Mike Stowe: I just want to comment that really quickly Manuel, if you don't mind because 
I think that's so important about choice.

And for me, you can use any framework you want as long as it's Cake.

Manuel Lemos: Sorry, I forgot to mention Cake.

And I say that because they're all... there's so many great tools that serve different purposes.
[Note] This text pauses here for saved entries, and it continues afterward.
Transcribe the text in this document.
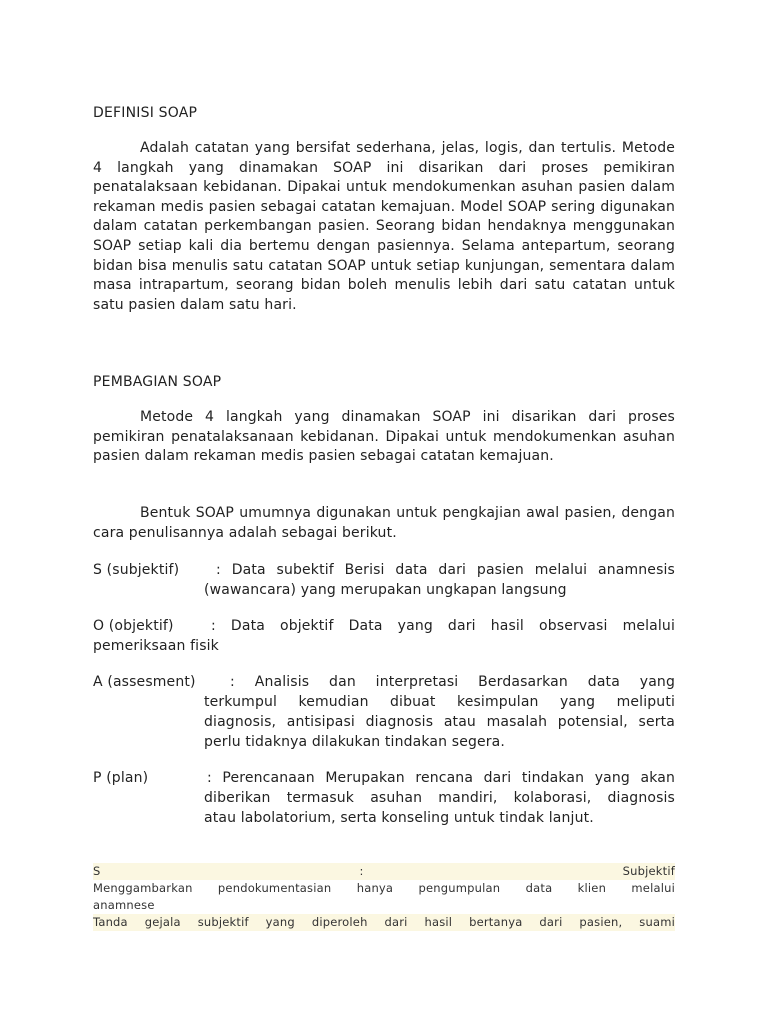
DEFINISI SOAP
Adalah catatan yang bersifat sederhana, jelas, logis, dan tertulis. Metode 4 langkah yang dinamakan SOAP ini disarikan dari proses pemikiran penatalaksaan kebidanan. Dipakai untuk mendokumenkan asuhan pasien dalam rekaman medis pasien sebagai catatan kemajuan. Model SOAP sering digunakan dalam catatan perkembangan pasien. Seorang bidan hendaknya menggunakan SOAP setiap kali dia bertemu dengan pasiennya. Selama antepartum, seorang bidan bisa menulis satu catatan SOAP untuk setiap kunjungan, sementara dalam masa intrapartum, seorang bidan boleh menulis lebih dari satu catatan untuk satu pasien dalam satu hari.
PEMBAGIAN SOAP
Metode 4 langkah yang dinamakan SOAP ini disarikan dari proses pemikiran penatalaksanaan kebidanan. Dipakai untuk mendokumenkan asuhan pasien dalam rekaman medis pasien sebagai catatan kemajuan.
Bentuk SOAP umumnya digunakan untuk pengkajian awal pasien, dengan cara penulisannya adalah sebagai berikut.
S (subjektif)	: Data subektif Berisi data dari pasien melalui anamnesis
(wawancara) yang merupakan ungkapan langsung
O (objektif)	: Data objektif Data yang dari hasil observasi melalui
pemeriksaan fisik
A (assesment) : Analisis dan interpretasi Berdasarkan data yang
terkumpul kemudian dibuat kesimpulan yang meliputi
diagnosis, antisipasi diagnosis atau masalah potensial, serta
perlu tidaknya dilakukan tindakan segera.
P (plan)	: Perencanaan Merupakan rencana dari tindakan yang akan
diberikan termasuk asuhan mandiri, kolaborasi, diagnosis
atau labolatorium, serta konseling untuk tindak lanjut.
S : Subjektif
Menggambarkan pendokumentasian hanya pengumpulan data klien melalui
anamnese
Tanda gejala subjektif yang diperoleh dari hasil bertanya dari pasien, suami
You know, that's the thing people lose sight of is, you know, whether you're Symfony, or whether you're Laminas or whether you're YII, or whatever it may be, you have to choose the tools that are right for you.

And that's the other thing that you know we'll pick on different languages, as a PHP developer it doesn't hurt to understand the different languages because there are things that other languages excel  at that PHP doesn't excel out, you know.

Go is great for running server components, such as Kubernetes or containerization. Java has its place. Python for machine learning.

An then PHP of course is the most dominant language on the web for a reason. So I think we lose sight of: use the best tool for the job.

And to your point, use the tools to help you succeed. And if you make a wrong decision, as Manuel put very eloquently, well, that's your price to pay.

Manuel: Yes, yes. We are also machines that do mistakes. But the important is not just be depressed because we did mistakes but fix your mistakes as soon as possible, and repeat what went well.

And that's how you will progress. For the latest years I've been working a lot. I don't mention much outside what I do because those are details of implementation. They are not important for others. It's internal.

But the result is great. But it comes slow. It comes slow also because currently I work mainly alone, but that will eventually change. But I'm not always alone.

If you think PHP Classes content was contributed by over 4400 developers that shared work for the benefit of almost 1 million and 600 thousand developers, it's a lot of people. But it's still a fraction of the whole PHP community. There is a great part that does not use PHP classes.

And that's fine. It's up to them. But there is a part that uses it, enjoys it, and loves it, and takes advantage of it, makes money, and be happy. All that in whatever order you prefer. But that's OK.

That is just to tell a bit about what we have today. But we need to talk more about the PHP community itself, not just about PHP Classes because as I said, it's just a fraction of the whole community.